The Indigenous Literacy Foundation (ILF) is an Australian not-for-profit founded in 2011 that works to address the educational disadvantages faced by Indigenous Australian children and young people by providing access to books and literacy programs.

ILF was set up in 2011, taking over from the Indigenous Literacy Project (ILP) which had been associated with The Fred Hollows Foundation. In 2010 the ILP had raised $607,000. Juliet Rogers, formerly CEO of Murdoch Books, was the inaugural chair.

Patrons of the ILF, as of 2021, are Quentin Bryce (appointed February 2015) and June Oscar (appointed September 2019).

Lifetime ambassadors of the ILF include Justine Clarke, Andy Griffiths, Kate Grenville, Anita Heiss, Alison Lester, David Malouf, Shelley Ware and Josh Pyke.

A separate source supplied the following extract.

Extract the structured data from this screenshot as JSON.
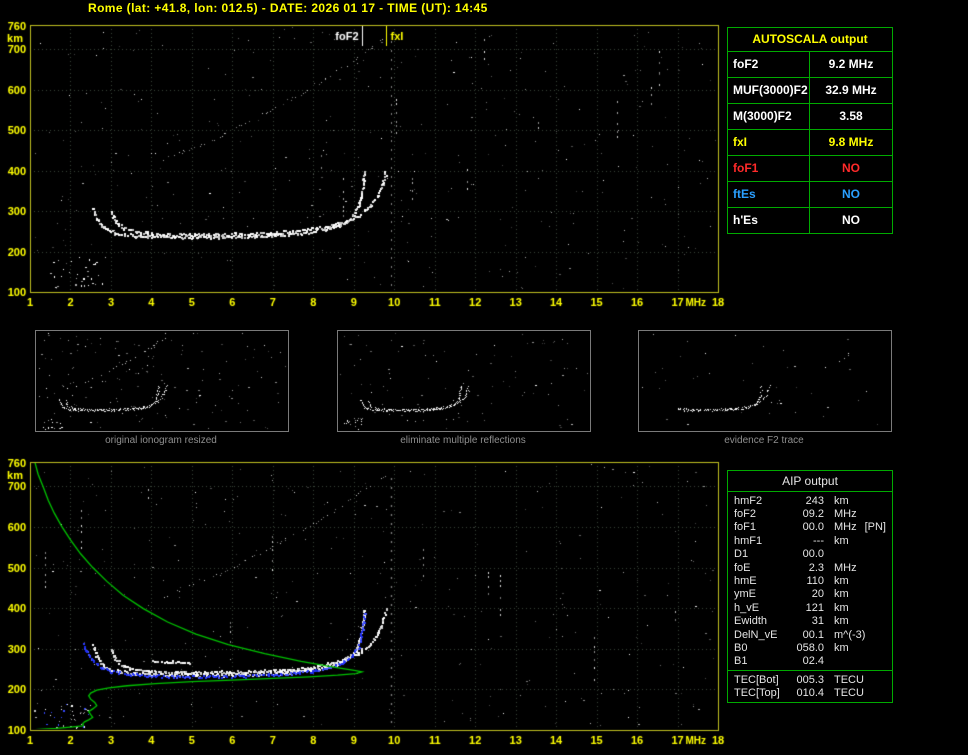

In September 2021 Karen Williams, who had been member of the ILP and executive director of the ILF, stepped down and was replaced by Ben Bowen as Chief Executive Officer, with Mike Milnes appointed Chief Operating Officer.

The ILF won the Astrid Lindgren Memorial Award in 2024. It was one of several Australian nominees for this award in both 2021 and 2022.

== Indigenous Literacy Day ==
Each year, the ILF organises and promotes Indigenous Literacy Day, held on Wednesday in the first week of September. The day is meant for raising awareness of literacy in remote Aboriginal and Torres Strait Islander communities, as well as celebrating Indigenous stories, languages and cultures.

== Mentorship programs ==
The ILF runs three programs for young First Nations people to create and publish books.

The Creative Initiative program is for high school students, and involves a three-to-five day workshop in which students write, illustrate and publish their own book.

The Pamela Lofts Bequest Workshop assists young First Nations people from remote communities in Western Australia and the Northern Territory to travel to Sydney, New South Wales, for a week-long art workshop. Pamela Lofts was an Australian children's book illustrator who left a significant bequest to the ILF when she died in 2012.

In 2025, the ILF launched the Talent Pathways program, for 17-to-24 year old First Nations young people from remote communities who are not presently in education or training. Four young creatives are chosen to participate every two years, to learn and gain experience in publishing, graphic design or writing, as preparation for their future careers.